C #
The following readme describes the coding conventions especially for C#.
Visual Studio Settings can be found here
Generally speaking we do follow the official Microsoft standard, if any definitions below clash with their standard our convention is to be preferred.
If something is generally off please refer to Johann or Rainer; One of them will provide clarification and update these conventions
Naming
- Interfaces start with the prefix I (i.e. IItem, IOperator)
- Abstract base classes are not suffixed by Base.
- The name of a C# solution should be the name of the project in the AIST Gitlab (i.e Project Wire = Wire in C#)
- The name of a project of the solution has to be identical with the project name and the name of the component (i.e. Wire.Copper)
- Namespaces always start with AIST
- Sub-namespaces should be used to structure the source files in component (Aist.Copper.Welder.WelderImplementation)
- Data components that correspond to a property should have the same name as the property and are not prefixed by anything (no _, no my, no whatsoever)
Indentation
- Classes/Interfaces are PascalCase
- Methods are PascalCase
- private fields are camelCase
- Properties are PascalCase
- public members are PascalCase
- parameters are camelCase
- Delegates and events are PascalCase
Refer to Microsoft naming convention for further details
Inline Comments
We use the XML notation for comments, refer to this example. It also has a tag reference.

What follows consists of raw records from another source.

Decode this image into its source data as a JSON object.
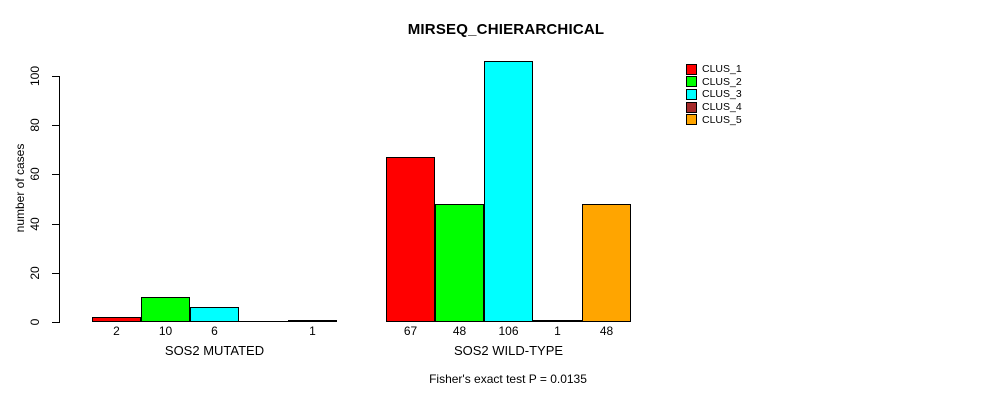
{
  "chart_data": {
    "type": "bar",
    "title": "MIRSEQ_CHIERARCHICAL",
    "ylabel": "number of cases",
    "xlabel": "",
    "yticks": [
      0,
      20,
      40,
      60,
      80,
      100
    ],
    "ylim": [
      0,
      106
    ],
    "grid": false,
    "legend_position": "top-right",
    "series_names": [
      "CLUS_1",
      "CLUS_2",
      "CLUS_3",
      "CLUS_4",
      "CLUS_5"
    ],
    "colors": [
      "#FF0000",
      "#00FF00",
      "#00FFFF",
      "#A52A2A",
      "#FFA500"
    ],
    "groups": [
      {
        "label": "SOS2 MUTATED",
        "values": [
          2,
          10,
          6,
          0,
          1
        ],
        "bar_labels": [
          "2",
          "10",
          "6",
          "",
          "1"
        ]
      },
      {
        "label": "SOS2 WILD-TYPE",
        "values": [
          67,
          48,
          106,
          1,
          48
        ],
        "bar_labels": [
          "67",
          "48",
          "106",
          "1",
          "48"
        ]
      }
    ],
    "annotation": "Fisher's exact test P = 0.0135"
  }
}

- All Interface/Classes MUST HAVE a documentation header. This include
- a summary
- any generic typeparameter
- any seealso specifications for baseclasses, or important subclasses
namespace Aist.Dictionary.Core
{
/// <summary>
/// This class decides where to put an item in the Dictionary.
/// </summary>
/// <typeparam name="T">The type of the domain class this Service can handle, e.g. Book</typeparam>
public class DictionaryService<T>
{ }
}
- All interface methods MUST HAVE a documentation header similar as above, but with further details in xmls such as
- parameter descritions
- return types
- implementation hints, possibly in the remark element
- All public methods should have a similar header to the one specified for the interface methods
- Frequently used/Logic heavy methods need to be documented in more detail
- Simpler methods, with readable names(FileReader), are allowed to have brief headers
- We write READABLE code. Per default your code design should aim to eliminate the necessity of writing inline comments on certain statements. But if you have some complex calculation or similar write comments describing what happens.
New Lines and Blocks
As per Microsoft Coding Guidelines each brace gets a new line
Unit Tests
- Unit test framework is xunit. It can be selected when creating the testproject.
- Unittests are to be included in a seperate testproject called project_nameTests. The project is organized in folders corresponding to tested namespacese.
- The Naming convention for unit test classes is [Prefix] ClassName “Test”.
- Naming convention for unit tests is “test” [MethodName] [CaseDescription].
Example
using AIST.SimilarityMetrics;
using System;
using Xunit;
namespace AIST.Dictionary.Test
{
public class TestJaroSimilarety
{
[Fact]
public void EqualStrings()
{
//given
ISimilarityMetric similarityMetric = new JaroSimilarity();
//when
double actual = similarityMetric.CalculateSimilarity("Wasser", "Wasser");
//then
Assert.Equal(1, actual);
}
}
}
Extended Coding Guidelines
If you ever need some distraction from your actual work tasks, https://csharpcodingguidelines.com/ are definitely worth a read. They go beyond the usual naming and formatting rules, listing suggestions for class and member design, mainainability and performance guidelines, error handling, and a few others.
The guidelines are also available in PDF format and in a short Cheatsheet version through the corresponding GitHub Repository.
In case you want to enforce these suggestions / guidelines more strictly, you can add the provided Roslyn Analyzers to your project through NuGet. A full list of included rules can be found here.